Михайлу что-то кольнуло в сердце. Он вспомнил, что это он уговаривал Дорофея Миныча скупать хлеб и не везти на верх, покуда там нужда не настанет. Неужто с того?

– А когда ж приключилась та беда? – спросил он.

– Да весной, как раз в самую заутреню, в тот год, как ты у нас по осени был.

– Чего ж, мордва, что ли, под Нижним стояла, что хлеб не вывезти было? – спрашивал Михайла. Ему хотелось выяснить, неужто Дорофей всё цены выжидал.

– Какая там мордва? Как ты ушел, так и слуху про нее не было. Потом-то балахонцы поднялись, на Нижний пошли, так то́ уж тятеньки давно и в живых не было.

– Балахонцы? – с удивлением переспросил Михайла. – С чего ж они?

– Да сказывали, Дмитрию Иванычу они крест поцеловали, а наши-то уперлись, не хотели. Алябьев воевода на них ударил со стрельцами. Ну, и посадские которые. И я с ними тоже пошел, – сказал Степка и посмотрел на Михайлу. Он даже приостановился, выжидая, чтоб Михайла спросил что-нибудь или хоть удивился. Но Михайла молчал. – Сказывали, за ими литовская рать идет… – прибавил Степка.

– Неужто взяли Нижний? – со страхом спросил Михайла. Ему все представлялось, что ляхи Дмитрия Иваныча напали на Нижний и забрали в полон всех, может, и Марфушу. А Степка тянет, никак от него не вызнаешь.

– Взяли, как же! – хвастливо перебил Степка. – Да мы их до самой до Балахны гнали! Перебили балахонцев этих – не счесть и велели им Василью Иванычу крест целовать. А там на Муром Алябьев пошел. Тоже бился с ими, чтоб Василью Иванычу крест целовали.

Михайла с удивлением посмотрел на Степку. Выходит, он все за Василья Иваныча бился. Как же он сюда, к Дмитрию Иванычу в стан, попал?
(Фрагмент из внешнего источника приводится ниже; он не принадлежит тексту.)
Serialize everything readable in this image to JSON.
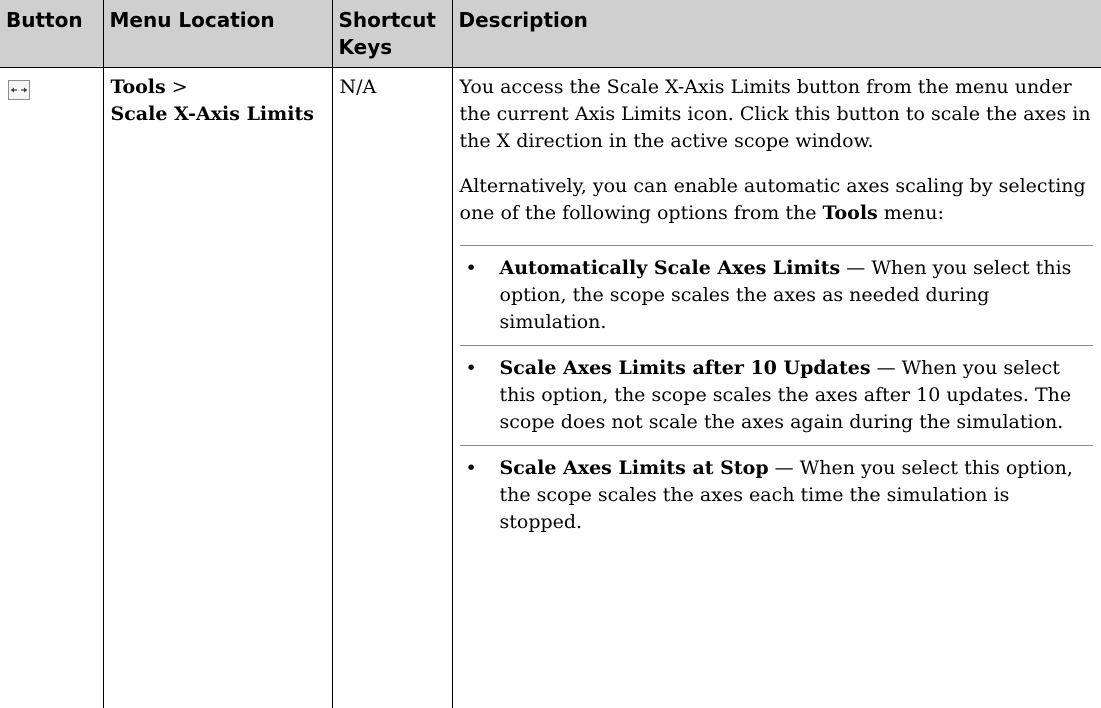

Но Степка, видимо, не замечал или не понимал удивления Михайлы. Он с увлеченьем рассказывал, какой храбрый воевода Алябьев и как он всех побивал, пока не засел в Муроме, заставив муромцев принести вины Василью Иванычу.

– Ну, а ты как же? – спросил Михайла. – Все с Алябьевым за царя Василья бился? Как же ты к Дмитрию Иванычу-то попал?

– Погодь, про то особый сказ будет, – усмехнулся Степка. – В Муроме-то я недолго прожил. Что там в городу-то сидеть? Мы там с мальчишками по огородам да по полям бегали, лук таскали, горох. Кормили-то нас там не больно. А раз, слухай…

– Постой, Степка, – перебил его Михайла, – неужто тебя Козьма Миныч пустил с ратью итти?

– Пустил? Как бы не так. Стал я его спрашивать!

– А матушка Домна Терентьевна и Марфуша?

– Чего ж – матушка? Они там с Марфушей у дяденьки в полном довольстве живут. Мамынька так полагает, что Козьма Миныч Марфуше хорошего жениха высватает.

Степка сказал это нарочно. Он хотел отплатить Михайле за то, что тот зря с расспросами приставал. Михайла действительно сразу замолчал и смотрел на Степку широко раскрытыми испуганными глазами.